OPERATIONS at Highlands and Islands Airports Limited (HIAL) airfields are being grounded this week as check-in, security, baggage handling, and ground crew workers take strike action.

A series of 24-hour strikes are now well underway across 11 HIAL airports after a ballot in December saw Unite members vote  73.5 per cent in favour of a strike, and 92.8 per cent in favour of action short of a strike.

Unite industrial officer Shauna Wright said: “Unite believes our hard working members who keep airports operating in isolated and rural communities across Scotland deserve far more than what is currently on the table.”

HIAL is a private company wholly owned by the Scottish government that provides lifeline air services to some of the most remote parts of the Highlands and Islands of Scotland.

The firm’s offer of a 5 per cent wage increase — a real-terms cut as inflation has soared to more than double that rate in recent months — led Unite to call on the company’s owner to intervene.
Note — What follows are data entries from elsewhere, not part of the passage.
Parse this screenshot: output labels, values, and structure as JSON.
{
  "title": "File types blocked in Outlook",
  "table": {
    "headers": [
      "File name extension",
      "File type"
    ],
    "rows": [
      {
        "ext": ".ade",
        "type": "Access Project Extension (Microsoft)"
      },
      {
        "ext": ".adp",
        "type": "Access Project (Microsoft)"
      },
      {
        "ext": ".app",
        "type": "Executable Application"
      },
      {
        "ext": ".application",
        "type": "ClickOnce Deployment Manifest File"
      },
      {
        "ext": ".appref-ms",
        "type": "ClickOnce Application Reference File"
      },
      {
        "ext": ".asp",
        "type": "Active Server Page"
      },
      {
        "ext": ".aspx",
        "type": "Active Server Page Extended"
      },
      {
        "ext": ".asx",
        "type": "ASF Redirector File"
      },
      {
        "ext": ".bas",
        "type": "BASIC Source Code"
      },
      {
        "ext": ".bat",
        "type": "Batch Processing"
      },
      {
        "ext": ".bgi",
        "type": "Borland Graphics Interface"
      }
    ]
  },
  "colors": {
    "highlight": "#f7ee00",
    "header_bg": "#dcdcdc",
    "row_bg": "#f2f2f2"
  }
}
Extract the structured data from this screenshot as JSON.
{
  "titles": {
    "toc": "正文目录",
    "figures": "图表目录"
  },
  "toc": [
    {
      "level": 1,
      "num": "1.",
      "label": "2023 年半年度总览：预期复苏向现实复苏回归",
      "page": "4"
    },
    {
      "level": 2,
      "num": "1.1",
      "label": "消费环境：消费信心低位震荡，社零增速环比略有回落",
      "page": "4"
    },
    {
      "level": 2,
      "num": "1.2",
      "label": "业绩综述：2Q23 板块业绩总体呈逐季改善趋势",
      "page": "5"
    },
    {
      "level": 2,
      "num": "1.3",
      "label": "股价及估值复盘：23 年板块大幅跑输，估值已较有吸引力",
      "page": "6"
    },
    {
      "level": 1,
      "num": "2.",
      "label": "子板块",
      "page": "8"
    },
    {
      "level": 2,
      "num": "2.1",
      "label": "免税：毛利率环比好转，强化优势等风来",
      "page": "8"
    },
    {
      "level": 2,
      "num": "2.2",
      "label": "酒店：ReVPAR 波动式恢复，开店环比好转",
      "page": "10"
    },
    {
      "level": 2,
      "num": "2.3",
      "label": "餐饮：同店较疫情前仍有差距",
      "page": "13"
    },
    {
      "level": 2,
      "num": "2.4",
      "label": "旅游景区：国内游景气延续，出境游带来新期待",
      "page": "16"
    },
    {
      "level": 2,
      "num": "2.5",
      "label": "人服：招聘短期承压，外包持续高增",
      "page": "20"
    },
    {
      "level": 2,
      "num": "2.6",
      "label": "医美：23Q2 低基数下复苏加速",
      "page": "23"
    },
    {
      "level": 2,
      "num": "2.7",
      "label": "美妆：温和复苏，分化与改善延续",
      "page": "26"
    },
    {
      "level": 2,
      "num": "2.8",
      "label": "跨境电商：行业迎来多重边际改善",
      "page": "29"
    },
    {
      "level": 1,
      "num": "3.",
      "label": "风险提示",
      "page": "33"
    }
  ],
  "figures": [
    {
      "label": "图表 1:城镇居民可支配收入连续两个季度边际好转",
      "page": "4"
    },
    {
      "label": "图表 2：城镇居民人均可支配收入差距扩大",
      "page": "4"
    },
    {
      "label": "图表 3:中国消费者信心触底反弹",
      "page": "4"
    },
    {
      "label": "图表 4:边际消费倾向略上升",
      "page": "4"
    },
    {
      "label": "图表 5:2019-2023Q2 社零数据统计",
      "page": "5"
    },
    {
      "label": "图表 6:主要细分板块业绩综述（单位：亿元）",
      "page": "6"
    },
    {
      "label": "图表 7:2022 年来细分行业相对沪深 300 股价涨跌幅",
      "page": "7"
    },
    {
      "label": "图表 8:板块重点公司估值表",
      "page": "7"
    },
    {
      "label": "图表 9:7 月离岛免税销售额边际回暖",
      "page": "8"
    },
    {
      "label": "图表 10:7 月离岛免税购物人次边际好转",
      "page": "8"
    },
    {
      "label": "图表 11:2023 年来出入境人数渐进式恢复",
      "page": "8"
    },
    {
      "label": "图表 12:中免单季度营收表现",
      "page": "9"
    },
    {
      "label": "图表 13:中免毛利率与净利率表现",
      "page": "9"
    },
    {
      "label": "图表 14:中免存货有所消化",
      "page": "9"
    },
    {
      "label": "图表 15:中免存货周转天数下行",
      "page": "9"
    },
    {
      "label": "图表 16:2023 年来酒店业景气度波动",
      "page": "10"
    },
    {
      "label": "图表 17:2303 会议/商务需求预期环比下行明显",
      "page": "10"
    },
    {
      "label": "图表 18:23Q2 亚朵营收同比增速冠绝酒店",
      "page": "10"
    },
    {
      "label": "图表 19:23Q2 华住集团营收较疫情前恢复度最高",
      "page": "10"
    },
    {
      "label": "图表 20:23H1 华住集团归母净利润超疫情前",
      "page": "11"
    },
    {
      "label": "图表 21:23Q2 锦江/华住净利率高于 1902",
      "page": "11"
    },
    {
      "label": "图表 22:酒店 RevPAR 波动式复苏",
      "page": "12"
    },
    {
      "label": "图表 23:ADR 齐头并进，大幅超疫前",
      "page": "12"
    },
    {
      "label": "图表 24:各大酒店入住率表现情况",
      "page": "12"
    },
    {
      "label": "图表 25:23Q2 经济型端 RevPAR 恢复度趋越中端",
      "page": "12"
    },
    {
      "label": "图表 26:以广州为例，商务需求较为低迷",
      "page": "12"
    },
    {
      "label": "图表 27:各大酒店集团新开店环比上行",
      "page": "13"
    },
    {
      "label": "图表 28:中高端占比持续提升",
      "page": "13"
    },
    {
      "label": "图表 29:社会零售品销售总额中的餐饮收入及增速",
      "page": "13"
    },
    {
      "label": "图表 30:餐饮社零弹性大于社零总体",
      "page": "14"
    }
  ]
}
Ms Wright said: “Unite is once again calling on the Scottish government to meet with us, the workers and HIAL management to fund an improved pay offer, and to deliver more investment in these communities.

“If they do not, then Unite’s strike action will be down to their inflexibility.”

The strike action this week will affect Barra, Benbecula, Campeltown, Inverness, Islay, Kirkwall, Stornoway, Sumburgh, Tiree, and Wick airports, to be followed by a discontinuous overtime ban from February 24 to March 2.